Ireland’s focus on recognition rather than rights, and the celebration of gay marriage as a means of validating gay people’s sense of worth, echoes the discussion about gay marriage in nations across the West. Time and again, the language used has been that of therapy rather than autonomy.

More:

It is undoubtedly the business of society to ensure social equality for gays, so that they may work and live as they choose free from persecution or harassment. But is it the job of society to ensure that there is parity of esteem for gays? That they feel good? That they feel validated, respected? I would say no, for then we invite the state not simply to remove the barriers to gay people’s engagement in public life but to interfere at a much more psychic level in both gay people’s lives, in order to offer ‘sanction for their intimate relationships’, and in other, usually religious people’s lives, in order to monitor their refusal to validate gay people’s lifestyles and offer them ‘support, kindness and respect’.

Read the whole thing, and prepare for James Poulos’s prophesied Pink Police State.

It is vital that you do not credit for one second the Kultursmog about how social and religious conservatives are being paranoid about what’s coming. The clumsy Teeman column offers a perfect example of the rhetorical sleight of hand that often gets employed to confuse and distract. Writing in Commentary, Jonathan Tobin says that Rubio was right, and his saying what he did matters. Excerpt:

Critics of Rubio mock his fears by pointing to the fact that Massachusetts has had gay marriage for years without anyone shutting down Catholic churches in the Bay state. That’s true, but Catholic charities have been driven out of adoption services. If we get to the point where clergy that will not perform gay marriages are viewed as practicing discrimination — something that is no longer unimaginable — then faiths that dissent on the practice will begin to be subjected to the sort of official discrimination that will give the lie to any talk of live and let live.
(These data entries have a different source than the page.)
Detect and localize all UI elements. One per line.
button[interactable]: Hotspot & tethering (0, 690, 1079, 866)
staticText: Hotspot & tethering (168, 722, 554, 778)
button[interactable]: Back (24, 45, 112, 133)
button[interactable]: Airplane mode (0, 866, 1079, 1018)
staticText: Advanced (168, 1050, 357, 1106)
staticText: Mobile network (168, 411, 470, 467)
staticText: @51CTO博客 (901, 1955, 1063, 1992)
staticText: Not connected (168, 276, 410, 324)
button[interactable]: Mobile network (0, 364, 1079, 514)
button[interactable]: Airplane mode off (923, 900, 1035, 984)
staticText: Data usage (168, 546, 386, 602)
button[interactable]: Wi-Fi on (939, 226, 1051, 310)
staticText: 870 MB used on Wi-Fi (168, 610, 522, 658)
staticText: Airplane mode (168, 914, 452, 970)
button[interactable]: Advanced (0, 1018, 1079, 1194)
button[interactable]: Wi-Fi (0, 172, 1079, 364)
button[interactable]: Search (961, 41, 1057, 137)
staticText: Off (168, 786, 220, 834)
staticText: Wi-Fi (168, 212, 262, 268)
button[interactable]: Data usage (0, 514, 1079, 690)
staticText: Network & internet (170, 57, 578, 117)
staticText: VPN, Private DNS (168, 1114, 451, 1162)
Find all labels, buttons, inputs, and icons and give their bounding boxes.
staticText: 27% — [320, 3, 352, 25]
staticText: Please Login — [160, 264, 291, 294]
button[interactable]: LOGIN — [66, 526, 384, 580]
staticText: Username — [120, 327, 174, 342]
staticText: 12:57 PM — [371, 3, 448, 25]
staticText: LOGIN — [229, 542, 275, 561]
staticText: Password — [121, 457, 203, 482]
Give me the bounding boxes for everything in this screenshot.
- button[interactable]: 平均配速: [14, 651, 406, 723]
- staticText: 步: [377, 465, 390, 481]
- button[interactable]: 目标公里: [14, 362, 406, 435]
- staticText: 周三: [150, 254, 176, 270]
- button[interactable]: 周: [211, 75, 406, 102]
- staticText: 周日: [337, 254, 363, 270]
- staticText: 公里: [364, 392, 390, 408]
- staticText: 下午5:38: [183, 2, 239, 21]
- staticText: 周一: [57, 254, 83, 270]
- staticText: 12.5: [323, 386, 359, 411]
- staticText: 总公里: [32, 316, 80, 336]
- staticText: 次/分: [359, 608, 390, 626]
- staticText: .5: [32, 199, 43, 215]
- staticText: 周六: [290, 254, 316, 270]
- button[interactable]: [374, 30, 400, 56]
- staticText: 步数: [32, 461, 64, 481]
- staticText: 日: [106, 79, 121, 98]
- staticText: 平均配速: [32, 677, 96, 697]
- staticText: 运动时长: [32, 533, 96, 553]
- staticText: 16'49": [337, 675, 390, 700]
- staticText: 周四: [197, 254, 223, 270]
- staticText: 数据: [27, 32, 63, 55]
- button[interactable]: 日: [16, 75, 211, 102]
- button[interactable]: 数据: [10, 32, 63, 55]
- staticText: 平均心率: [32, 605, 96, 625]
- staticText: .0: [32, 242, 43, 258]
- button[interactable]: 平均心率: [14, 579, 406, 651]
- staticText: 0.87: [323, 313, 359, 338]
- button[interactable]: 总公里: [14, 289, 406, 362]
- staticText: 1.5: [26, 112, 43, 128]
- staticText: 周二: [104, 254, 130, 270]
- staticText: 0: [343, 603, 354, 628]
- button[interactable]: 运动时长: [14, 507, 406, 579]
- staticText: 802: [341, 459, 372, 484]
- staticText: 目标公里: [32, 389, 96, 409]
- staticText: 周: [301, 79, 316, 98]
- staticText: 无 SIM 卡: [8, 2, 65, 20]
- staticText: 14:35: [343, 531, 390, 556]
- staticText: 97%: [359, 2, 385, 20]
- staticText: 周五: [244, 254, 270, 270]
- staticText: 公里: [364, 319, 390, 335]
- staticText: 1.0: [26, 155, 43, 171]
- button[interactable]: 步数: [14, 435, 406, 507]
It would be wrong for anyone to pretend that we are at such a point now. Indeed, as Santorum noted, we are at “the water’s edge” of viewing such traditional beliefs as beyond the pale, is a reasoned debate by which we can accept the will of the majority on gay marriage while leaving room in the public square for those who believe this contradicts their faith and values.

Is that possible? To judge by the mob mentality that forced Brendan Eich out of his CEO job at Mozilla and the way Indiana was ostracized after its RFRA was passed, maybe not. Liberals don’t want to just win the culture war, as their treatment of stray Christian bakers and photographers who dissent on gay marriage indicates, they are not interested in taking prisoners.

Sooner or later, you will be made to care.